We worked hard at learning the skills of it. There were hours and hours of throwing and hitting and sliding. We needed speed to be the best at it, and Ricky took it upon himself to give it to me.

He’d come to our house in the country and we’d race. The driveway leading to our farmhouse was a couple hundred metres long and we’d run it until it got too dark to see.

It had an upwards cant to it and the running was hard, but we raced until we couldn’t breathe.

Every time I’d stumble towards the finish line to the shouts of Ricky Lark saying, “Come on Wagamese, it’s the bottom of the ninth and we need you home!”

I never beat him. I never even came close.

But he never allowed me to quit, never made anything easier for me by slowing down or easing up at the end.

Instead, he challenged me and in the chasing after him, in the sweat and the grunt and the game of running, I learned to endure and to persist.

We moved when I was 13. My adoptive family moved a lot in those years and my life was a constant set of new faces and new situations.

Ricky Lark was the first and best friend I ever had. But we moved, and after a while the telephone calls got farther and farther apart and our friendship faded into the hubbub and turmoil of adolescence.

I only saw him once more after that. But it was winter then and running was difficult.

When I walked away that last time I found myself wishing for summer.

I’m almost 52 now. I’ve been the only Indian in a lot of situations. I’ve lived and survived most every facet of the life we call Indian, Ojibway or First Nations.

Along the way I’ve reinvented myself a number of times trying to snare that elusive quality called identity.

I’ve taken up the nomadic lifestyle of my ancestors and moved around and lived in a score of towns and cities looking for the place I could feel at home in.

In my travels I’ve seen and felt the hand of racism and I learned to practice the same politics of exclusion — the curious twist of thinking that says only those who look like me are part of me.

It’s a natural enough reaction, I suppose. There’s some degree of protection in surrounding yourself with sameness.

There’s a measure of safety living in a closed community and if you carry a feeling of lostness within you, it can be slaked some by the proximity to people who look like you.

The paradox is that when no one different gets in, your world lacks colour.
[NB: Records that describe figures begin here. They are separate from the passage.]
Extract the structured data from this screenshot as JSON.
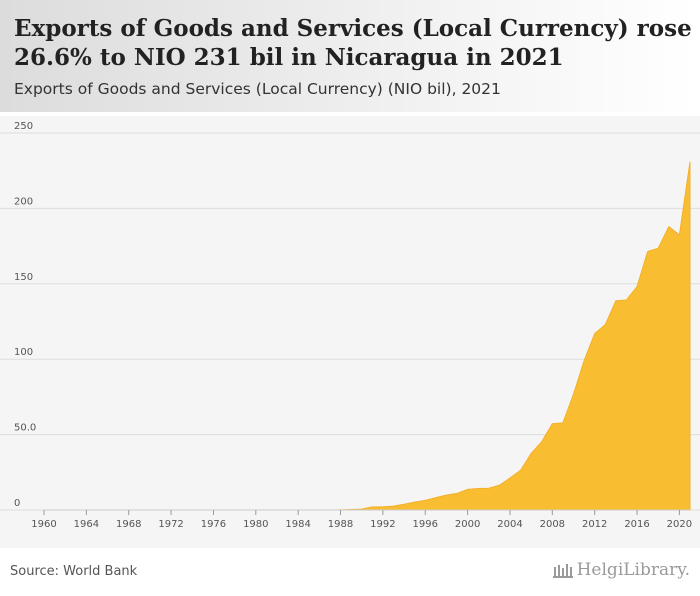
{
  "header": {
    "title": "Exports of Goods and Services (Local Currency) rose 26.6% to NIO 231 bil in Nicaragua in 2021",
    "subtitle": "Exports of Goods and Services (Local Currency) (NIO bil), 2021"
  },
  "footer": {
    "source": "Source: World Bank",
    "logo_text": "HelgiLibrary."
  },
  "colors": {
    "area_fill": "#F9BD32",
    "area_stroke": "#F3B02A",
    "grid": "#dddddd",
    "tick_text": "#555555"
  },
  "chart_data": {
    "type": "area",
    "title": "Exports of Goods and Services (Local Currency) rose 26.6% to NIO 231 bil in Nicaragua in 2021",
    "subtitle": "Exports of Goods and Services (Local Currency) (NIO bil), 2021",
    "xlabel": "",
    "ylabel": "",
    "xlim": [
      1960,
      2021
    ],
    "ylim": [
      0,
      250
    ],
    "yticks": [
      0,
      50,
      100,
      150,
      200,
      250
    ],
    "ytick_labels": [
      "0",
      "50.0",
      "100",
      "150",
      "200",
      "250"
    ],
    "xticks": [
      1960,
      1964,
      1968,
      1972,
      1976,
      1980,
      1984,
      1988,
      1992,
      1996,
      2000,
      2004,
      2008,
      2012,
      2016,
      2020
    ],
    "grid": true,
    "legend": "none",
    "series": [
      {
        "x": [
          1960,
          1961,
          1962,
          1963,
          1964,
          1965,
          1966,
          1967,
          1968,
          1969,
          1970,
          1971,
          1972,
          1973,
          1974,
          1975,
          1976,
          1977,
          1978,
          1979,
          1980,
          1981,
          1982,
          1983,
          1984,
          1985,
          1986,
          1987,
          1988,
          1989,
          1990,
          1991,
          1992,
          1993,
          1994,
          1995,
          1996,
          1997,
          1998,
          1999,
          2000,
          2001,
          2002,
          2003,
          2004,
          2005,
          2006,
          2007,
          2008,
          2009,
          2010,
          2011,
          2012,
          2013,
          2014,
          2015,
          2016,
          2017,
          2018,
          2019,
          2020,
          2021
        ],
        "values": [
          0,
          0,
          0,
          0,
          0,
          0,
          0,
          0,
          0,
          0,
          0,
          0,
          0,
          0,
          0,
          0,
          0,
          0,
          0,
          0,
          0,
          0,
          0,
          0,
          0,
          0,
          0,
          0,
          0.1,
          0.3,
          0.6,
          2.1,
          2.1,
          2.6,
          3.8,
          5.2,
          6.4,
          8.2,
          9.9,
          11.0,
          13.7,
          14.3,
          14.4,
          16.4,
          21.2,
          26.3,
          37.5,
          45.3,
          57.2,
          57.8,
          76.8,
          99.0,
          117.0,
          122.9,
          138.8,
          139.3,
          148.1,
          171.4,
          173.6,
          187.9,
          182.4,
          231.0
        ]
      }
    ]
  }
}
That process of exclusion only made me lonely, even bitter sometimes and wondering what it is within us that makes us feel different from one another. Or need to be.

When I was 12, there were no white men and there were no Indians. There was only baseball.

There was only life and the friendship of a blue-eyed kid who could run like the wind.

When I go there now the light is the same as I remember it to be. There’s only the subtle shadings of belonging, of sameness, of the love of something beyond ourselves and the joy we found in that together.

 That’s the thing, really.

Learning to love something beyond yourself.

When you can do that, when you can expand yourself to include something as foreign as a game, a skill, another person, you find parts of yourself you never knew existed.

In that we’re all the same. All of us. Indian or not.

I can thank Ricky Lark for that.

And the reward is that one day, when my eyes close for the last time, there will be the voice of a blue-eyed kid shouting at me from the finish line saying, “Come on Wagamese, it’s the bottom of the ninth and we need you home!”

Richard Wagamese is Ojibway and the author of Dream Wheels and Keeper’n Me.